The "pandas" and "liac-arff" parsers can lead to different data types in the output. The notable differences are the following:

The "liac-arff" parser always encodes categorical features as str objects. To the contrary, the "pandas" parser instead infers the type while reading and numerical categories will be casted into integers whenever possible.
The "liac-arff" parser uses float64 to encode numerical features tagged as ‘REAL’ and ‘NUMERICAL’ in the metadata. The "pandas" parser instead infers if these numerical features correspond to integers and uses pandas’ Integer extension dtype.
In particular, classification datasets with integer categories are typically loaded as such (0, 1, ...) with the "pandas" parser while "liac-arff" will force the use of string encoded class labels such as "0", "1" and so on.
The "pandas" parser will not strip single quotes - i.e. ' - from string columns. For instance, a string 'my string' will be kept as is while the "liac-arff" parser will strip the single quotes. For categorical columns, the single quotes are stripped from the values.

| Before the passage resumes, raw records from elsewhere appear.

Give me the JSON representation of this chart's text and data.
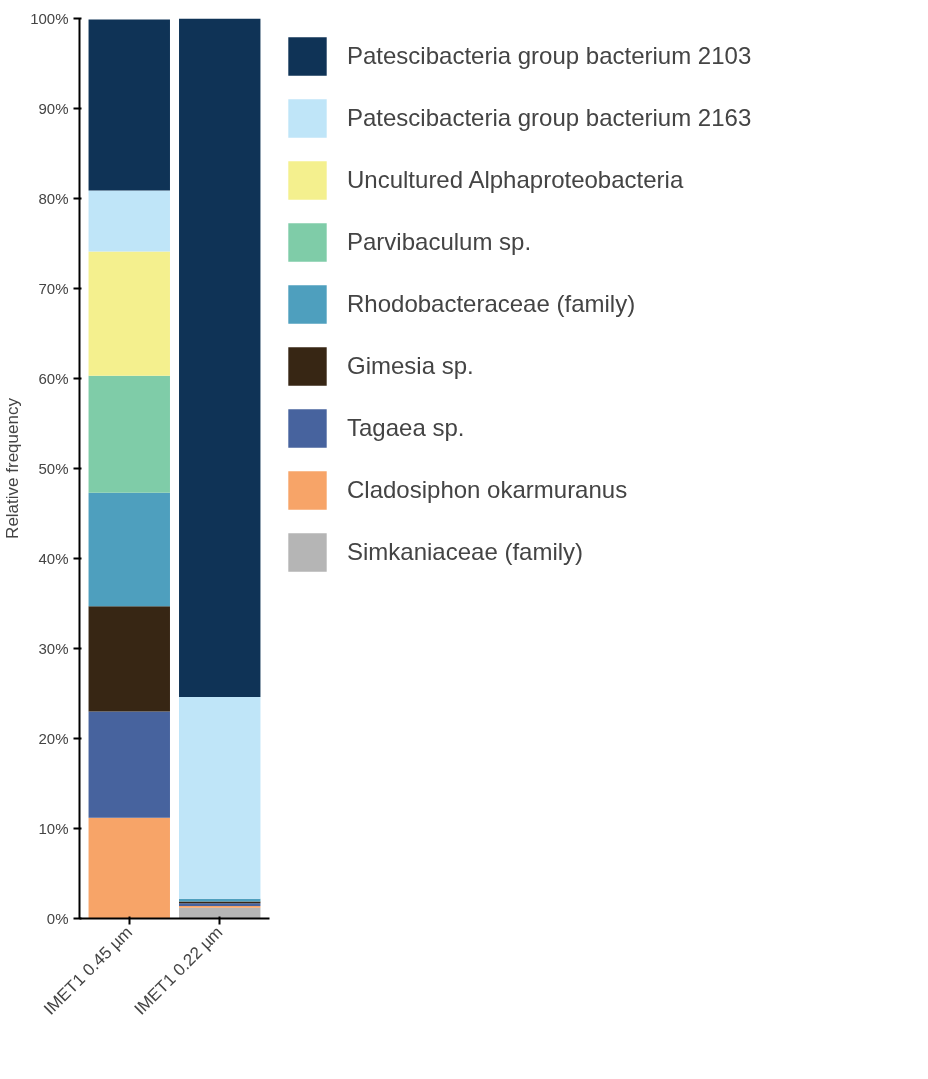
{
  "chart_data": {
    "type": "bar",
    "stacked": true,
    "ylabel": "Relative frequency",
    "categories": [
      "IMET1 0.45 µm",
      "IMET1 0.22 µm"
    ],
    "series": [
      {
        "name": "Simkaniaceae (family)",
        "color": "#b5b5b5",
        "values": [
          0,
          1.2
        ]
      },
      {
        "name": "Cladosiphon okarmuranus",
        "color": "#f7a468",
        "values": [
          11.2,
          0.2
        ]
      },
      {
        "name": "Tagaea sp.",
        "color": "#47639e",
        "values": [
          11.8,
          0.3
        ]
      },
      {
        "name": "Gimesia sp.",
        "color": "#372614",
        "values": [
          11.7,
          0.2
        ]
      },
      {
        "name": "Rhodobacteraceae (family)",
        "color": "#4e9fbe",
        "values": [
          12.6,
          0.3
        ]
      },
      {
        "name": "Parvibaculum sp.",
        "color": "#7fcca8",
        "values": [
          13.0,
          0
        ]
      },
      {
        "name": "Uncultured Alphaproteobacteria",
        "color": "#f4f08e",
        "values": [
          13.8,
          0
        ]
      },
      {
        "name": "Patescibacteria group bacterium 2163",
        "color": "#bfe5f8",
        "values": [
          6.8,
          22.4
        ]
      },
      {
        "name": "Patescibacteria group bacterium 2103",
        "color": "#0f3356",
        "values": [
          19.0,
          75.4
        ]
      }
    ],
    "ylim": [
      0,
      100
    ],
    "yticks": [
      {
        "value": 0,
        "label": "0%"
      },
      {
        "value": 10,
        "label": "10%"
      },
      {
        "value": 20,
        "label": "20%"
      },
      {
        "value": 30,
        "label": "30%"
      },
      {
        "value": 40,
        "label": "40%"
      },
      {
        "value": 50,
        "label": "50%"
      },
      {
        "value": 60,
        "label": "60%"
      },
      {
        "value": 70,
        "label": "70%"
      },
      {
        "value": 80,
        "label": "80%"
      },
      {
        "value": 90,
        "label": "90%"
      },
      {
        "value": 100,
        "label": "100%"
      }
    ],
    "grid": false,
    "legend": "right"
  }
}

In addition, when as_frame=False is used, the "liac-arff" parser returns ordinally encoded data where the categories are provided in the attribute categories of the Bunch instance. Instead, "pandas" returns a NumPy array were the categories. Then it’s up to the user to design a feature engineering pipeline with an instance of OneHotEncoder or OrdinalEncoder typically wrapped in a ColumnTransformer to preprocess the categorical columns explicitly. See for instance: Column Transformer with Mixed Types.

9.4.4. Loading from external datasets#

scikit-learn works on any numeric data stored as numpy arrays or scipy sparse matrices. Other types that are convertible to numeric arrays such as pandas DataFrame are also acceptable.

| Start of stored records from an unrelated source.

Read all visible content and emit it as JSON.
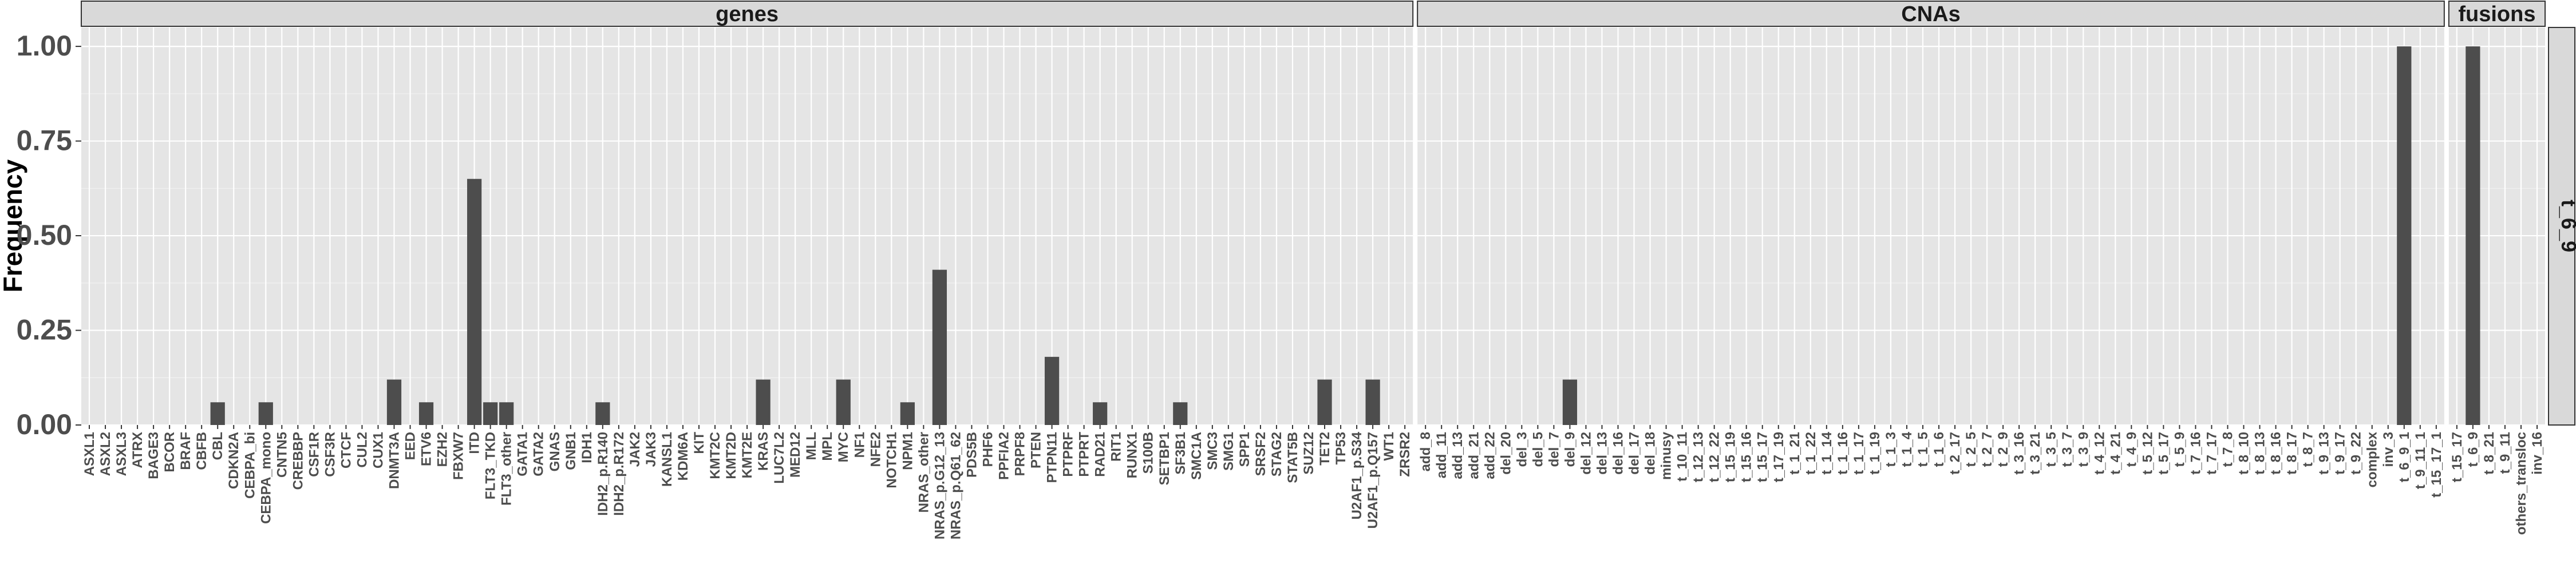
{
  "chart_data": {
    "type": "bar",
    "ylabel": "Frequency",
    "xlabel": "",
    "ylim": [
      0,
      1.05
    ],
    "yticks": [
      "0.00",
      "0.25",
      "0.50",
      "0.75",
      "1.00"
    ],
    "row_strip": "t_6_9",
    "colors": {
      "bar": "#4d4d4d",
      "panel": "#e5e5e5",
      "grid": "#ffffff",
      "strip": "#d9d9d9"
    },
    "panels": [
      {
        "name": "genes",
        "categories": [
          "ASXL1",
          "ASXL2",
          "ASXL3",
          "ATRX",
          "BAGE3",
          "BCOR",
          "BRAF",
          "CBFB",
          "CBL",
          "CDKN2A",
          "CEBPA_bi",
          "CEBPA_mono",
          "CNTN5",
          "CREBBP",
          "CSF1R",
          "CSF3R",
          "CTCF",
          "CUL2",
          "CUX1",
          "DNMT3A",
          "EED",
          "ETV6",
          "EZH2",
          "FBXW7",
          "ITD",
          "FLT3_TKD",
          "FLT3_other",
          "GATA1",
          "GATA2",
          "GNAS",
          "GNB1",
          "IDH1",
          "IDH2_p.R140",
          "IDH2_p.R172",
          "JAK2",
          "JAK3",
          "KANSL1",
          "KDM6A",
          "KIT",
          "KMT2C",
          "KMT2D",
          "KMT2E",
          "KRAS",
          "LUC7L2",
          "MED12",
          "MLL",
          "MPL",
          "MYC",
          "NF1",
          "NFE2",
          "NOTCH1",
          "NPM1",
          "NRAS_other",
          "NRAS_p.G12_13",
          "NRAS_p.Q61_62",
          "PDS5B",
          "PHF6",
          "PPFIA2",
          "PRPF8",
          "PTEN",
          "PTPN11",
          "PTPRF",
          "PTPRT",
          "RAD21",
          "RIT1",
          "RUNX1",
          "S100B",
          "SETBP1",
          "SF3B1",
          "SMC1A",
          "SMC3",
          "SMG1",
          "SPP1",
          "SRSF2",
          "STAG2",
          "STAT5B",
          "SUZ12",
          "TET2",
          "TP53",
          "U2AF1_p.S34",
          "U2AF1_p.Q157",
          "WT1",
          "ZRSR2"
        ],
        "values": [
          0,
          0,
          0,
          0,
          0,
          0,
          0,
          0,
          0.06,
          0,
          0,
          0.06,
          0,
          0,
          0,
          0,
          0,
          0,
          0,
          0.12,
          0,
          0.06,
          0,
          0,
          0.65,
          0.06,
          0.06,
          0,
          0,
          0,
          0,
          0,
          0.06,
          0,
          0,
          0,
          0,
          0,
          0,
          0,
          0,
          0,
          0.12,
          0,
          0,
          0,
          0,
          0.12,
          0,
          0,
          0,
          0.06,
          0,
          0.41,
          0,
          0,
          0,
          0,
          0,
          0,
          0.18,
          0,
          0,
          0.06,
          0,
          0,
          0,
          0,
          0.06,
          0,
          0,
          0,
          0,
          0,
          0,
          0,
          0,
          0.12,
          0,
          0,
          0.12,
          0,
          0
        ]
      },
      {
        "name": "CNAs",
        "categories": [
          "add_8",
          "add_11",
          "add_13",
          "add_21",
          "add_22",
          "del_20",
          "del_3",
          "del_5",
          "del_7",
          "del_9",
          "del_12",
          "del_13",
          "del_16",
          "del_17",
          "del_18",
          "minusy",
          "t_10_11",
          "t_12_13",
          "t_12_22",
          "t_15_19",
          "t_15_16",
          "t_15_17",
          "t_17_19",
          "t_1_21",
          "t_1_22",
          "t_1_14",
          "t_1_16",
          "t_1_17",
          "t_1_19",
          "t_1_3",
          "t_1_4",
          "t_1_5",
          "t_1_6",
          "t_2_17",
          "t_2_5",
          "t_2_7",
          "t_2_9",
          "t_3_16",
          "t_3_21",
          "t_3_5",
          "t_3_7",
          "t_3_9",
          "t_4_12",
          "t_4_21",
          "t_4_9",
          "t_5_12",
          "t_5_17",
          "t_5_9",
          "t_7_16",
          "t_7_17",
          "t_7_8",
          "t_8_10",
          "t_8_13",
          "t_8_16",
          "t_8_17",
          "t_8_7",
          "t_9_13",
          "t_9_17",
          "t_9_22",
          "complex",
          "inv_3",
          "t_6_9_1",
          "t_9_11_1",
          "t_15_17_1"
        ],
        "values": [
          0,
          0,
          0,
          0,
          0,
          0,
          0,
          0,
          0,
          0.12,
          0,
          0,
          0,
          0,
          0,
          0,
          0,
          0,
          0,
          0,
          0,
          0,
          0,
          0,
          0,
          0,
          0,
          0,
          0,
          0,
          0,
          0,
          0,
          0,
          0,
          0,
          0,
          0,
          0,
          0,
          0,
          0,
          0,
          0,
          0,
          0,
          0,
          0,
          0,
          0,
          0,
          0,
          0,
          0,
          0,
          0,
          0,
          0,
          0,
          0,
          0,
          1.0,
          0,
          0
        ]
      },
      {
        "name": "fusions",
        "categories": [
          "t_15_17",
          "t_6_9",
          "t_8_21",
          "t_9_11",
          "others_transloc",
          "inv_16"
        ],
        "values": [
          0,
          1.0,
          0,
          0,
          0,
          0
        ]
      }
    ]
  }
}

Here are some recommended ways to load standard columnar data into a format usable by scikit-learn:

pandas.io provides tools to read data from common formats including CSV, Excel, JSON and SQL. DataFrames may also be constructed from lists of tuples or dicts. Pandas handles heterogeneous data smoothly and provides tools for manipulation and conversion into a numeric array suitable for scikit-learn.
scipy.io specializes in binary formats often used in scientific computing contexts such as .mat and .arff
numpy/routines.io for standard loading of columnar data into numpy arrays
scikit-learn’s load_svmlight_file for the svmlight or libSVM sparse format
scikit-learn’s load_files for directories of text files where the name of each directory is the name of each category and each file inside of each directory corresponds to one sample from that category

For some miscellaneous data such as images, videos, and audio, you may wish to refer to:

skimage.io or Imageio for loading images and videos into numpy arrays
scipy.io.wavfile.read for reading WAV files into a numpy array

Categorical (or nominal) features stored as strings (common in pandas DataFrames) will need converting to numerical features using OneHotEncoder or OrdinalEncoder or similar. See Preprocessing data.

Note: if you manage your own numerical data it is recommended to use an optimized file format such as HDF5 to reduce data load times. Various libraries such as H5Py, PyTables and pandas provide a Python interface for reading and writing data in that format.